The third Iron Butterfly album, “Ball” (1969), rose to No. 3 on the Billboard chart, followed by two albums — “Iron Butterfly Live” and “Metamorphosis” — that both made the Top 20 in 1970. But by that point, Mr. Ingle said, he had grown weary of life as a rock star.

“When I did autograph sessions, I’d shake hands with people and I just didn’t feel anything,” he said in a 1996 interview with The San Antonio Express-News of Texas. “I lost track of why I was doing music in the first place.”

When the band first broke up in 1971, Doug  Ingle went on to manage a recreational vehicle park and work as a house painter. He was eventually forced to sell his 600 acre ranch and other properties to pay off debts to the Internal Revenue Service. He also remained occupied on the domestic front, marrying three times and raising six children and three stepchildren. While Ingle remained in the shadows for decades, his most famous song did not. Over the years, “In-A-Gadda-Da-Vida” popped up in various places — as a gag on “The Simpsons,” on the soundtracks of the films “Manhunter” (1986) and “Less Than Zero” (1987), sampled by the rapper Nas.

On occasion, he re-emerged for Iron Butterfly reunion tours. Before a concert in 1996, he told The Express-News: “Some people see the Jurassic rockers and say they’re burned out on playing. I’m burned out on not playing.

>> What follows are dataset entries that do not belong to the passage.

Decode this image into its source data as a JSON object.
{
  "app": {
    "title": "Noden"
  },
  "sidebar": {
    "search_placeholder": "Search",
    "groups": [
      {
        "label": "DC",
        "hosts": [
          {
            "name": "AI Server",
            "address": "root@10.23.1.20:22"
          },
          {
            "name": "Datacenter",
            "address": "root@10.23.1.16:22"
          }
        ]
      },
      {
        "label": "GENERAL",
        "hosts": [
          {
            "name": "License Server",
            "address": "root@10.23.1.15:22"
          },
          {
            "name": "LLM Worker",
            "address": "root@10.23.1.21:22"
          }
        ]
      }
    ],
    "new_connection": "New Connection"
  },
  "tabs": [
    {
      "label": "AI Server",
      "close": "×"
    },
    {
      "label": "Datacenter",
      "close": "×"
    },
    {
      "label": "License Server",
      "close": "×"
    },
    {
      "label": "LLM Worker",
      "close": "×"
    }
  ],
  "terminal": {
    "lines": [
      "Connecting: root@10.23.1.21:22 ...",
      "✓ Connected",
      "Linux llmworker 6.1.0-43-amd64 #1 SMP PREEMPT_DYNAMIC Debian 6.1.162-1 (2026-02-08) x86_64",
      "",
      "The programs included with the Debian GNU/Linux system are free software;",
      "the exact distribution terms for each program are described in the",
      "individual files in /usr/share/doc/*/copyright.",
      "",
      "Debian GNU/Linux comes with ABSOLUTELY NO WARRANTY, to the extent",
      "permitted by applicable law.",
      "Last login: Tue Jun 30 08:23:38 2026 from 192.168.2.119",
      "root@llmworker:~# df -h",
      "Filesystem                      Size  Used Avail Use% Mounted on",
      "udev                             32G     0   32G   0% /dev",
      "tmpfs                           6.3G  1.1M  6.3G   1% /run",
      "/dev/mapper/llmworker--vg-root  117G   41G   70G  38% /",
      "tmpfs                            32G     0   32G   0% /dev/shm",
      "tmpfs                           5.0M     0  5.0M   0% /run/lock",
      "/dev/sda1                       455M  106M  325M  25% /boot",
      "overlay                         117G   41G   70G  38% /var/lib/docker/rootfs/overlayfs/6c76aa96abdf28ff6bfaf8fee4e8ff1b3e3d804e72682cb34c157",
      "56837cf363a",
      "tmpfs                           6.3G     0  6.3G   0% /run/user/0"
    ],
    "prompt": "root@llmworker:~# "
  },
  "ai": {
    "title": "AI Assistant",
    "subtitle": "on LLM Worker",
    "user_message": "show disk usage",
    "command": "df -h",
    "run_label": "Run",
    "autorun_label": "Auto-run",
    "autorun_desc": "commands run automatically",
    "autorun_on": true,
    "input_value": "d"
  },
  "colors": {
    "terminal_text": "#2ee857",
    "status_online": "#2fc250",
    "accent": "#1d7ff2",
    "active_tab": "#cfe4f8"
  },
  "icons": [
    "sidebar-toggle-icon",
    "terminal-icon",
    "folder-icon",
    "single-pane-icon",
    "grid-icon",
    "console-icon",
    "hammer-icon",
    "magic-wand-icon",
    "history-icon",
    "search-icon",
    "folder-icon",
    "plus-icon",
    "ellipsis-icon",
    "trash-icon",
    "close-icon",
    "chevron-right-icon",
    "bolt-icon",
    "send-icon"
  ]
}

Of course, a 25-year break helped.” Ingle continued with the new Iron Butterfly until 1999 after which it got quiet again.

Doug Ingle, who died on May 24, 2024 at age 78, was the last surviving member of Iron Butterfly’s “classic,” In-A-Gadda-Da-Vida-era lineup: Guitarist Erik Brann died in 2003 at the age of 52, bassist Lee Dornan died in 2012 at the age of 70, and drummer Ron Bushy died in 2021 at the age of 79.